C’est sans importance de passer (ou pas) l’examen, c’est égal, et cela vous le vérifiez toujours. L’Appareil, Lui, s’en fout. S’il existe un professeur intéressé par les choses qu’il traite, c’est une exception. Ce qui est important, c’est que vous ayez un programme, un projet, un plan dont la date est fixée. Ils veulent vous faire croire que vous vous préparez à acquérir une formation qui vous permettra dûment de vous intégrer dans cet ordre-là. En attente d’un futur et, en effet, arrive la fin des études et l’examen ; bref, le système par lequel vous vous placez ; d’autres restent sans place mais ce n’est pas important car le chômage fait aussi partie du travail, c’est une partie de l’institution, de telle sorte que le chômeur continue à aspirer à une place où se caser ; il n’a même pas l’idée de jouir de sa condition de déplacé. Ainsi sont-ils tous préparés comme ça.

Et puis viennent d’autres futurs : il semble que vous devez vous marier, personne et pas même Dieu ne sait pourquoi, mais c’est là, dans le futur, c’est une condition, il arrive un moment où il faut vous marier, et peu importe que vous ne croyiez ni en ceci ni en cela, et qu’il vous semble que le mariage n’est qu’une cérémonie, peu importe, c’est pareil. Ce qui est important c’est qu’il s’agit d’une chose de plus à faire, et que cela se trouve dans le futur. Ensuite il faut se préoccuper de quelques enfants et alors penser aux déménagements et à un changemet de travail, toutes choses qui divertissent beaucoup. Et ensuite encore, penser aux plans de retraite que la banque vous suggère pour vous assurer une tranquille dernière partie du chemin, et pouvoir ainsi jouir de futurs successifs qui cachent en même temps qu’ils dévoilent la vraie condition du futur : cette mort véritable dont je suis en train de parler.

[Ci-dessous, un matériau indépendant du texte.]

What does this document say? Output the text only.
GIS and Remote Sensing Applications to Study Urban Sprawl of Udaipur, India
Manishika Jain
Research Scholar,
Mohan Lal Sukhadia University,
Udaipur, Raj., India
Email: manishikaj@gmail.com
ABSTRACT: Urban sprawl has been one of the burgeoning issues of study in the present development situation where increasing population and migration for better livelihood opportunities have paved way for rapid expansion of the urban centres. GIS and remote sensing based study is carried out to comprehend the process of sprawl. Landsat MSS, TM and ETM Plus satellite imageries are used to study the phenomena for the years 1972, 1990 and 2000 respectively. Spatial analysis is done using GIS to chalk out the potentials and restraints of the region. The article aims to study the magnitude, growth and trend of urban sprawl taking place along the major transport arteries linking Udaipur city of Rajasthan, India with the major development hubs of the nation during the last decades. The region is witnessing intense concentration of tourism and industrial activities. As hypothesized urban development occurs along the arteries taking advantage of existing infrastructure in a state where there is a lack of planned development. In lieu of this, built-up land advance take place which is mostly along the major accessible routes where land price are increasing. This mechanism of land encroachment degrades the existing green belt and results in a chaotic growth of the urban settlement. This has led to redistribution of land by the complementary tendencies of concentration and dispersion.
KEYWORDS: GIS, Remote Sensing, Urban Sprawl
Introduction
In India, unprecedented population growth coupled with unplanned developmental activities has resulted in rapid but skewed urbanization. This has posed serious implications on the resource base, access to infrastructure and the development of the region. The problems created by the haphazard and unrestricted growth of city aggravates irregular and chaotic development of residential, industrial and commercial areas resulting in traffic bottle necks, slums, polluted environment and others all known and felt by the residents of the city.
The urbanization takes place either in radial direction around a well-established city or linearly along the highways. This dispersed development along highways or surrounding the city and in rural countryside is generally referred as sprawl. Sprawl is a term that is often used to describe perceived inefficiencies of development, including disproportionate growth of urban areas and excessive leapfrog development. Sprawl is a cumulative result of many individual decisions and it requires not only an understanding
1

Le monde développé aspire à ce que les populations deviennent des masses d’individus. Chaque individu intégralement réactionnaire, autrement dit : en conformité avec l’État et le Capital qui le régissent. Du moins, en haut, souhaite-t-On que chacun soit nécessairement réactionnaire, c’est-à-dire ayant peur de son futur, préparant son futur. Par malheur et de manière fondée, On espère qu’au moins la partie supérieure de chacun, celle qui est visible, ait cette condition. Grâce à cela, les votes des majorités seront toujours réactionnaires et conformistes. Ils le mettent en pratique encore et encore ; Ils sont sûrs que le procédé apportera ce qu’Ils en attendaient. Et ça fonctionne comme ça, c’est comme ça qu’Ils modèlent ces « masses » ; quand ce n’est pas directement à travers les institutions d’éducation, c’est par les autres moyens culturels, la télévision en tête. Ainsi arrive-t-On à ce que rien ne se passe, et que cette paix se fasse, s’effectue et se perpétue. Cette paix qui consiste en l’immobilité, l’immobilité masquée par un mouvement accéléré. Ils bougent mais ils sont immobiles, c’est comme la flèche de Zénon : justement elle réussit à ne jamais partir, en bougeant constamment et en trébuchant contre l’impossibilité du mouvement.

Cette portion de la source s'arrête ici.